The most notable draft picks include fourth round draft picks Chris Wondolowski, who is one of the top career goalscorers in Major League Soccer with over 140 career MLS goals, and Jeff Larentowicz, who has played more than 380 matches in more than 10 seasons in Major League Soccer.

| * | Denotes player who has been selected for an MLS Best XI team |

==Round 1==

| Pick # | MLS team | Player | Pos | Affiliation |
|---|---|---|---|---|
| 1 | Real Salt Lake | Steven Rhyne | M | Clemson University |
| 2 | Chivas USA | Javier Barragan | GK | Cal State Dominguez Hills |
| 3 | Chicago Fire | Justin Cook | F | Ohio State University |
| 4 | FC Dallas | Kevin Wilson | M | University of San Diego |
| 5 | San Jose Earthquakes | Brett Rodriguez | D | Creighton University |
| 6 | MetroStars | Jason Hernandez | D | Seton Hall University |
| 7 | Colorado Rapids | Sasha Gotsmanov | F | University of Rhode Island |
| 8 | Columbus Crew | Matt Oliver | D | University of Virginia |
| 9 | Columbus Crew | Bill Gaudette | GK | St. John's University |
| 10 | Los Angeles Galaxy | Benjamin Benditson | D | Cal State Northridge |
| 11 | Kansas City Wizards | Edwin Ruiz | F | Hartwick College |
| 12 | D.C. United | Matt Nickell | F | Drake University |

==Round 2==

| Pick # | MLS team | Player | Pos | Affiliation |
|---|---|---|---|---|
| 13 | Real Salt Lake | Mike Lookingland | D | Bucknell University |
| 14 | Chivas USA | Helmis Matute | M | Virginia Commonwealth University |
| 15 | Chicago Fire | David Mahoney | GK | Cornell University |
| 16 | FC Dallas | Abe Thompson | F | University of Maryland |
| 17 | New England Revolution | Jamie Holmes | F | Birmingham Southern College |
| 18 | San Jose Earthquakes | Robby Fulton | GK | Stanford University |
| 19 | Los Angeles Galaxy | Drew McAthy | F | UC Santa Barbara |
| 20 | Columbus Crew | Eric Vasquez | M | University of Central Florida |
| 21 | New England Revolution | Ryan Latham | F | Southern Methodist University |
| 22 | Los Angeles Galaxy | Matt Kovar | D | Loyola Marymount University |
| 23 | FC Dallas | Aaron Pitchkolan | D | West Virginia University |
| 24 | FC Dallas | Drew Cavanagh | D | College of Charleston |

==Round 3==

| Pick # | MLS team | Player | Position | Affiliation |
|---|---|---|---|---|
| 25 | Real Salt Lake | Noah Palmer | GK | University of Maryland |
| 26 | Chivas USA | Mike Munoz | M | University of California |
| 27 | Chicago Fire | Chris Karcz | M | Rutgers University |
| 28 | FC Dallas | Christopher Schwarze | D | University of San Francisco |
| 29 | San Jose Earthquakes | Noah Merl | D | University of California |
| 30 | MetroStars | Patrick Hannigan | GK | Temple University |
| 31 | Colorado Rapids | Eugene Sepuya | F | Alabama A&M University |
| 32 | Columbus Crew | Ryan Kelly | D | St.

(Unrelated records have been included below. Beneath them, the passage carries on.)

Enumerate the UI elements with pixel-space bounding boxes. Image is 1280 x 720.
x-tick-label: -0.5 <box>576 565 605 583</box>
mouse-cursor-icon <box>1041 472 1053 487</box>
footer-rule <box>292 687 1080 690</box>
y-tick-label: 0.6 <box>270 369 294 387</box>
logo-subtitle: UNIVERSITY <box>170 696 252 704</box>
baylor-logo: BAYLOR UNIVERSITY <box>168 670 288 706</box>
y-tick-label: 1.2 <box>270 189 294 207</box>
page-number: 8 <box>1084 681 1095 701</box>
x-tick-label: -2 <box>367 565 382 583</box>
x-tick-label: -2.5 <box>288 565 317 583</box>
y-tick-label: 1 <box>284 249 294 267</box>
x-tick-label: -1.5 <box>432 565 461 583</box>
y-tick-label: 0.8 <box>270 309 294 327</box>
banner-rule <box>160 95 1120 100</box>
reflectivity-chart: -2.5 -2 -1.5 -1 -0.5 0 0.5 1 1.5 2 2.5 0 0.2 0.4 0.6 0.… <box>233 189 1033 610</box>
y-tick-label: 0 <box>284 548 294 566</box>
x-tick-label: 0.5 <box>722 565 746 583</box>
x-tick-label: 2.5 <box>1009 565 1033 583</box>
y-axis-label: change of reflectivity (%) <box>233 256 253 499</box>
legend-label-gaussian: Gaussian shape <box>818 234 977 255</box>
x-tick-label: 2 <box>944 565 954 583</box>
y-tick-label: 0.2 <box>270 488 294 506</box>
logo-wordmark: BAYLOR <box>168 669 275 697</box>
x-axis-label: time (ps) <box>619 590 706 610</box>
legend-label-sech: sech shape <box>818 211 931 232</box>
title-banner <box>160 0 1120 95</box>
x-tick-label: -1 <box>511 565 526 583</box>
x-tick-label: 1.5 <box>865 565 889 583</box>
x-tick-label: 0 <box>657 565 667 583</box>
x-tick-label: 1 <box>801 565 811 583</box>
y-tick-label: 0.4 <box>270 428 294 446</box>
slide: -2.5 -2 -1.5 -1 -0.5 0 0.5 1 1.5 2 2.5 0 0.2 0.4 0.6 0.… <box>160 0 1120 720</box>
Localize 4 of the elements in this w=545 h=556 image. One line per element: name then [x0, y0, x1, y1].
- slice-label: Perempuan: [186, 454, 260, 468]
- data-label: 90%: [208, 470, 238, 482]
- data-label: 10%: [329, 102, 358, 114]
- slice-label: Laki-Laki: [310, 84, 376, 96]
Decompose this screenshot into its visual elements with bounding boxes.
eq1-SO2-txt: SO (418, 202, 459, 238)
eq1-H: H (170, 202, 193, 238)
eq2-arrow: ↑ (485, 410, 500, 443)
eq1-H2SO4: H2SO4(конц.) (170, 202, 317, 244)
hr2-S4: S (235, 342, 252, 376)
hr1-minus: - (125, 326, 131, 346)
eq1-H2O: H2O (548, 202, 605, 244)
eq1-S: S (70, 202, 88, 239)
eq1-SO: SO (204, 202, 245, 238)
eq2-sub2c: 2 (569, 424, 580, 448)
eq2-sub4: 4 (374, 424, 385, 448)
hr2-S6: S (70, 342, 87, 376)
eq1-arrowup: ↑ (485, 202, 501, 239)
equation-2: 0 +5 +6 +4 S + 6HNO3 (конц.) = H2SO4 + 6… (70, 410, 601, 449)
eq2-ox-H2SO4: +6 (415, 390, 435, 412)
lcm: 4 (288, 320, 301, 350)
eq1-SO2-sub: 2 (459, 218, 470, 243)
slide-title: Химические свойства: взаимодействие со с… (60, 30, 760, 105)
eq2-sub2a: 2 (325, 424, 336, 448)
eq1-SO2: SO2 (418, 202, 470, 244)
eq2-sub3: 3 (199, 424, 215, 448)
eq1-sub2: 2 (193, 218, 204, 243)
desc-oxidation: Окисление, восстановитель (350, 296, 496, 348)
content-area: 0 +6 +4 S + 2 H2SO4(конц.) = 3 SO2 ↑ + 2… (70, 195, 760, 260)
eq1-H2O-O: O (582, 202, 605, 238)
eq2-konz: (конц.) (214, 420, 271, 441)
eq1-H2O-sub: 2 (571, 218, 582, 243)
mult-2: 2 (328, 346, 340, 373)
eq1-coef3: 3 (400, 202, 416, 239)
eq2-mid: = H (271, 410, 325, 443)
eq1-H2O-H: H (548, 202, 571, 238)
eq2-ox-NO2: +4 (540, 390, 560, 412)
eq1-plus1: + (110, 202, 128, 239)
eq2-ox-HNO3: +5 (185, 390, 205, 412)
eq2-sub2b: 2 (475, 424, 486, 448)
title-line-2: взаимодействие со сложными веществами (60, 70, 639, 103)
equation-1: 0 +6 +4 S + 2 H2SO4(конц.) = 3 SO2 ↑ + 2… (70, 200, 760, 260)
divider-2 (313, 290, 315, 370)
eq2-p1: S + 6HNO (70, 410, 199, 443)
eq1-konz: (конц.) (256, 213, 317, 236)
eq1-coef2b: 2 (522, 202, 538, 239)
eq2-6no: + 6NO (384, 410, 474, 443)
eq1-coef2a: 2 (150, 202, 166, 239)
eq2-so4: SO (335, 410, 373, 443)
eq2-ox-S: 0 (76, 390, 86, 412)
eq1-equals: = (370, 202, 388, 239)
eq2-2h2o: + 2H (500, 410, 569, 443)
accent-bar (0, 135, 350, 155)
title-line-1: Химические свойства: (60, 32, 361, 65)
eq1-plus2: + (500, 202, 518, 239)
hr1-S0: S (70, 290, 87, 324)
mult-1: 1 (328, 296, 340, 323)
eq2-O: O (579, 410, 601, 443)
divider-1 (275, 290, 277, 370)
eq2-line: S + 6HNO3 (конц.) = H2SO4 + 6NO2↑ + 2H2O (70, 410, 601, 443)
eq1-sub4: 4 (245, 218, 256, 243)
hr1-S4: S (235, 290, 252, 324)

John's University |
| 33 | New England Revolution | Easton Wilson | M | University of Connecticut |
| 34 | Los Angeles Galaxy | Ryan Shaw | F | University of California, Davis |
| 35 | Kansas City Wizards | Doug Lascody | M | Southwest Missouri State University |
| 36 | D.C. United | Andrew Terris | GK | Stanford University |

===Round 3 trades===
No trades reported.

==Round 4==

| Pick # | MLS team | Player | Pos | Affiliation |
|---|---|---|---|---|
| 37 | Real Salt Lake | Cameron Knowles | D | University of Akron |
| 38 | Chivas USA | Dan Kennedy | GK | UC Santa Barbara |
| 39 | Chicago Fire | Hollis Ryan Donaldson | D | Liberty University |
| 40 | FC Dallas | Sammy Tamporello | M | Ohio State University |
| 41 | San Jose Earthquakes | Chris Wondolowski | M | Chico State University |
| 42 | MetroStars | Usiel Vasquez | F | Southern Connecticut State |
| 43 | Colorado Rapids | Dan Gargan | D | Georgetown University |
| 44 | Columbus Crew | Chris Lee | F | Marquette University |
| 45 | New England Revolution | Jeff Larentowicz | D | Brown University |
| 46 | Los Angeles Galaxy | Jeremiah Gallegos | F | University of Cincinnati |
| 47 | Kansas City Wizards | Ryan Caugherty | D | Wake Forest University |
| 48 | D.C. United | Shawn Kuykendall | M | American University |

===Round 4 trades===
No trades reported.

==Trade Note==
- On 1 February 2005, MetroStars acquired a draft pick and an allocation from Real Salt Lake in exchange for defender Eddie Pope. MetroStars had the choice of swapping first-round selections in the 2005 Supplemental Draft with Real Salt Lake or taking the highest RSL second-round pick in the 2006 MLS SuperDraft. MetroStars chose the latter.